Sì, tocca a Mattarella dare questi messaggi perché, grazie alla Costituzione, il presidente della Repubblica è l’unico che può tenersi fuori dall'eterno tira e molla dell’agone politico (anche quando provano a tirarcelo dentro). È l’unico, in virtù del suo ruolo, a fare quello che - appunto - alla Politica si chiede: dare una speranza, saper indicare un orizzonte, segnare una strada su cui arriveranno, certo, mille ostacoli ma che ha un’unica direzione. Alexander ha 10 anni e chissà quanti inciampi, sbagli, problemi, difficoltà, dolori troverà davanti a sé nella sua vita. Sasha, se riuscirà a sopravvivere all’orrore che si sta consumando in Est Europa, come lui ne dovrà affrontare tante. Eppure, un giorno, sulle spalle di entrambi, cittadini d’Europa e del mondo che sarà, si poggerà quella speranza che, dritta o storta, scappando dalle bombe o dalla fame, se sopravvivi ce la puoi fare facendo l’unica cosa per cui vale davvero la pena battersi.

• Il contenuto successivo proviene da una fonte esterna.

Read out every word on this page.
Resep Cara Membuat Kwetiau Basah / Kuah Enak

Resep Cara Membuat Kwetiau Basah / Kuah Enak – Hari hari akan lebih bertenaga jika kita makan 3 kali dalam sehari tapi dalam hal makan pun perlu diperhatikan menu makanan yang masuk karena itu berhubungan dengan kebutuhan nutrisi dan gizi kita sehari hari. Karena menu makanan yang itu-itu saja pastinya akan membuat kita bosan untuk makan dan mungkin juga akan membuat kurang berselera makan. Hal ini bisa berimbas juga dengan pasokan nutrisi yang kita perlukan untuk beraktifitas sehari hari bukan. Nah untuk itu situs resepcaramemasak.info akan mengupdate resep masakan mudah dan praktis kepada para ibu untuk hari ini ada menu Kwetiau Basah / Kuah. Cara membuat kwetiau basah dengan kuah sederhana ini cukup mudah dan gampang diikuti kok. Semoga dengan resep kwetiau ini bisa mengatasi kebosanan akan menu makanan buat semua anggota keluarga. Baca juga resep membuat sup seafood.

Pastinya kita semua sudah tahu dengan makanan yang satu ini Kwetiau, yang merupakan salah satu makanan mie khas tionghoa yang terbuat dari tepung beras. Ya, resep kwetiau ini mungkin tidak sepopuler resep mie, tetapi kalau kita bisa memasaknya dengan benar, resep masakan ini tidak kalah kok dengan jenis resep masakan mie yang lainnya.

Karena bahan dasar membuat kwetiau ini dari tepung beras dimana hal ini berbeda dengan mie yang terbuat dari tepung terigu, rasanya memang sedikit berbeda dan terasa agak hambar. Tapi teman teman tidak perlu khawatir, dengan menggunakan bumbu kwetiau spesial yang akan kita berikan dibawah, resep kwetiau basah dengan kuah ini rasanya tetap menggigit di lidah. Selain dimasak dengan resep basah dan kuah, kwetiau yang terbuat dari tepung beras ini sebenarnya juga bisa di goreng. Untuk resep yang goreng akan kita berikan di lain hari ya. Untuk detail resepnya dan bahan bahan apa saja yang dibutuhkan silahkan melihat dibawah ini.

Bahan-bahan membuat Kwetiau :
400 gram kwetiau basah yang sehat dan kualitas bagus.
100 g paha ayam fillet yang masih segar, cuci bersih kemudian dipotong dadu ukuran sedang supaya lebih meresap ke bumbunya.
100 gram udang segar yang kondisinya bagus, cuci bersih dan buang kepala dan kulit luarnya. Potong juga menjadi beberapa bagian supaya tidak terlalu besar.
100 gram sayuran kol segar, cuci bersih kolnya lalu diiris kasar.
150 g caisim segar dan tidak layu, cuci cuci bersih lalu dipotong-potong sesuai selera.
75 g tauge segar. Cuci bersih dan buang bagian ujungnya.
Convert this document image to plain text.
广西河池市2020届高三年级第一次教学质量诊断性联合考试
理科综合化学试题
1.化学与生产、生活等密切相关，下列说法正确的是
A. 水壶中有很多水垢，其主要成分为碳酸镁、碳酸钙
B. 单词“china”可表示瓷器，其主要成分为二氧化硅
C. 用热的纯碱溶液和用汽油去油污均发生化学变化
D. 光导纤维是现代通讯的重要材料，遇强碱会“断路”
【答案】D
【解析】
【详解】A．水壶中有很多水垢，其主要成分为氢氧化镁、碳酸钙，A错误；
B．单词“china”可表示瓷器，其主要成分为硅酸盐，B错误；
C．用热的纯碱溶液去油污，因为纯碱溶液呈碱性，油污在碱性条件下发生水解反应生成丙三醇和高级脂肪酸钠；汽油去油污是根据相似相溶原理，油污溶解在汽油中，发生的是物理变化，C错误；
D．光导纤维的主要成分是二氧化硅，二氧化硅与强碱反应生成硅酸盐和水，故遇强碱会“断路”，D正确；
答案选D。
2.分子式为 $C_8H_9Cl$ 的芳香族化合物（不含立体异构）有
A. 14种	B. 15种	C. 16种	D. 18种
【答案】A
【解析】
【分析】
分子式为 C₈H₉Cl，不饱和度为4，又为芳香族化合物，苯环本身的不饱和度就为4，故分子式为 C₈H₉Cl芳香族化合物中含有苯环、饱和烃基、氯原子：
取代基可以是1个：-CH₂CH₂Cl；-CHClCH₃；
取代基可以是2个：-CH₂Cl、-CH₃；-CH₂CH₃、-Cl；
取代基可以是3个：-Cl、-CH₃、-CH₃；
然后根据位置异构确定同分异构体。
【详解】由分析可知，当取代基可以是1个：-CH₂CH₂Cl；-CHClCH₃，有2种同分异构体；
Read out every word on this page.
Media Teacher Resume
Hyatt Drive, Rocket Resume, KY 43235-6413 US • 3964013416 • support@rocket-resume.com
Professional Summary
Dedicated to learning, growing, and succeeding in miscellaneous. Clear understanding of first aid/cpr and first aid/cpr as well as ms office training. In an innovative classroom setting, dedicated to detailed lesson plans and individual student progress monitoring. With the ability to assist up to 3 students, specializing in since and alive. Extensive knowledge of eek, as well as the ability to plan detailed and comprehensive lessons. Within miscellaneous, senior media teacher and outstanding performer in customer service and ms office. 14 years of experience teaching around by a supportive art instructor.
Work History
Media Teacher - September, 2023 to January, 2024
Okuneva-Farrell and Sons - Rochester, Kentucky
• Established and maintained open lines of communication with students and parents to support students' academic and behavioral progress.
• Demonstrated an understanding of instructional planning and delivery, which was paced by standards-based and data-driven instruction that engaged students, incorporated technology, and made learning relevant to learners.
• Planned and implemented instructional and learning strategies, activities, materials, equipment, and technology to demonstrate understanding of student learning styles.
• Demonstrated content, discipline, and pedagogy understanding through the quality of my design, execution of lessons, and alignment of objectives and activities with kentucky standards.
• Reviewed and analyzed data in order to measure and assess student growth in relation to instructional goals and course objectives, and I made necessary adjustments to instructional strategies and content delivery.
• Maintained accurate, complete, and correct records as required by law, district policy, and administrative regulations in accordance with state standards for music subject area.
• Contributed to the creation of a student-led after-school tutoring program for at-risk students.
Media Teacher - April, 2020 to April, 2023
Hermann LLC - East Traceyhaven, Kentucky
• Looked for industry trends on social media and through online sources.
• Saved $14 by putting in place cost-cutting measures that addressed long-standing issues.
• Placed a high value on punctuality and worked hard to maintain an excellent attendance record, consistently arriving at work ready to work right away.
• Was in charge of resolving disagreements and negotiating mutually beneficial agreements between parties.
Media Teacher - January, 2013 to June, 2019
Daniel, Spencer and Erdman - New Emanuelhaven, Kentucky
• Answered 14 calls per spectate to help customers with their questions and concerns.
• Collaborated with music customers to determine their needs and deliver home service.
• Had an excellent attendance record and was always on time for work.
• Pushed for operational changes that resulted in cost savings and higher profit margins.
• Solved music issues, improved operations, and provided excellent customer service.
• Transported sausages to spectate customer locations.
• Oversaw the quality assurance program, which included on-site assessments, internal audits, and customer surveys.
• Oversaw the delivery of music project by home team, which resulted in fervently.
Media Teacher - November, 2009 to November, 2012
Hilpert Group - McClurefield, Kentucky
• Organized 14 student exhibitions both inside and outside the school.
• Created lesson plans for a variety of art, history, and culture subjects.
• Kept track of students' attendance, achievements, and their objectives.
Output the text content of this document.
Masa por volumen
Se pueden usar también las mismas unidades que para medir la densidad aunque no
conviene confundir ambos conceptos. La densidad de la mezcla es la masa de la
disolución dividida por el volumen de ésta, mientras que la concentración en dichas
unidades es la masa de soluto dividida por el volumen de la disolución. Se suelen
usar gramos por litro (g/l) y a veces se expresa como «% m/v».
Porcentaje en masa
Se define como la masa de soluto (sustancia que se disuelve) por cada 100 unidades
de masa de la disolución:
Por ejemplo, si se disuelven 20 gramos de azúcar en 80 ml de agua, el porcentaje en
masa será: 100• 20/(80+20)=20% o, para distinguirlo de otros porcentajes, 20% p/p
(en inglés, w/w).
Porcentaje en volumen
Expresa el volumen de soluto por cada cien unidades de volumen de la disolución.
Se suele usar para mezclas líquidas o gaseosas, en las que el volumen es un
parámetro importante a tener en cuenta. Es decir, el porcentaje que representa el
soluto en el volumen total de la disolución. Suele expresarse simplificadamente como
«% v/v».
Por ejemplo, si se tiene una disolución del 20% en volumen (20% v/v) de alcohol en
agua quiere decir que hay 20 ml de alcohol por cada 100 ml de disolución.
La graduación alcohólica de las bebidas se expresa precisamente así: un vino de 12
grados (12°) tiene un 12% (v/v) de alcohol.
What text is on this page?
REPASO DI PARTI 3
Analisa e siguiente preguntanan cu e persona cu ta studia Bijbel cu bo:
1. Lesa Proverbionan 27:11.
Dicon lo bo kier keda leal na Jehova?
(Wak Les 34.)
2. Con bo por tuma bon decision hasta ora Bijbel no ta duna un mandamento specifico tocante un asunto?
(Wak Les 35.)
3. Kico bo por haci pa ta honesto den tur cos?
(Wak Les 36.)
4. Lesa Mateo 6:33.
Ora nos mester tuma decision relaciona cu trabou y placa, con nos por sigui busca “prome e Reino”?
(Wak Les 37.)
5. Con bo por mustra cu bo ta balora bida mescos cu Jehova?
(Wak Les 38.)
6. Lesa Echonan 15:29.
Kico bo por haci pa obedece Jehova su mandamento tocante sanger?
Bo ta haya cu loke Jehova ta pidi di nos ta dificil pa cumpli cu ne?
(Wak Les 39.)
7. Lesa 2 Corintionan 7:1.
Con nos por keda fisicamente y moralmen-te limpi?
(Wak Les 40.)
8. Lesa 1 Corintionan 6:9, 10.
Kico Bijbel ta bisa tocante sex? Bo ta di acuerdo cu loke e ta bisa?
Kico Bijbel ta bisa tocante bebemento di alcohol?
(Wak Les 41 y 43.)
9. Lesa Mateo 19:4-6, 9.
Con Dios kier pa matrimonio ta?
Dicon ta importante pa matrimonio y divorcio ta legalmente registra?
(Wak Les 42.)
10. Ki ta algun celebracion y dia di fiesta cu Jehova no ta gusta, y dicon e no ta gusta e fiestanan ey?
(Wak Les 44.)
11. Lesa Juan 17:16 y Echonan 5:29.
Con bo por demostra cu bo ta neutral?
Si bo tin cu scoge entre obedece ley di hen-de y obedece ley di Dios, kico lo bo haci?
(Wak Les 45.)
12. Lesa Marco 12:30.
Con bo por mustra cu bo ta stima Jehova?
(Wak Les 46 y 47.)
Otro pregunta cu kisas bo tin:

Fa riflettere quanto, in questo momento, le uniche due figure apertamente «Politiche» siano il Presidente della Repubblica e il Papa. Chi, ogni giorno o quasi, parla agli italiani di dignità del lavoro, di necessità di pace, di equilibrio tra poteri, di diritti, dignità e doveri (culturali, civili, sociali, religiosi che siano)? Insomma, chi usa l’ubriacatura delle urne, gli innamoramenti di palazzo, le tattiche dei capibastone sulle circoscrizioni e l’esito elettorale, fa «Politica»? I partiti o quel che ne resta? I leader o quel che resta di loro appena li si mette alla prova dell’amministrare? Si guardi cosa sta accadendo alla premier. Tutti pensavano che fosse davvero «Sora Giorgia», quella che dal palco di Milano il 12 settembre dello scorso anno, in piena campagna elettorale, urlava dal microfono «È finita la pacchia» al gotha europeo. E magari in tanti l’hanno votata sì, per una speranza di cambiamento, ma anche perché davvero si immaginavano restasse «Sora», come la celebra Lella Fabrizi che dietro la cassa della trattoria sull’isola Tiberina ti borbottava sorridente in rigoroso romanesco. E invece c’è che la pacchia è finita per tutti da tempo, per l’Italia come per l’Europa, alle prese con un’inflazione galoppante, sistemi industriali in crisi, fonti energetiche a singhiozzo e conti da tenere in ordine. E «Sora Giorgia» è diventata la premier più rigorista che si potesse immaginare sulla tenuta di quei conti, tanto da meritarsi l’applauso di Bruxelles. Vale per lei, che mandava video davanti ai benzinai promettendo l’addio all’accisa sui carburanti, e vale ovviamente per il Pd di Letta, che agitava spettri di fascismo littorio con la vittoria di FdI e, in alternativa, rivoluzioni sociali per le donne salvo non candidarne una.Ecco, torniamo alla realtà. Torniamo a Giulia, 19 anni, volontaria in un hub vaccinale di Modena. A Gioele, 17, che ha scavato con la Croce rossa tra le macerie di Cengio. A Nello, di Salerno, che fa lo youtuber e raccoglie fondi contro la distrofia muscolare. A Simone di Oristano, che ha deciso di continuare a fare il pastore, e a Mario, che a Campobasso va a portare cibo e compagnia in casa agli anziani. La «Politica» la fanno loro. E se la «Politica» non è demagogia ma innanzitutto speranza, alle prossime urne dovremmo votare solo giovani «Alfieri», affidando a loro quello che non siamo riusciti a costruire.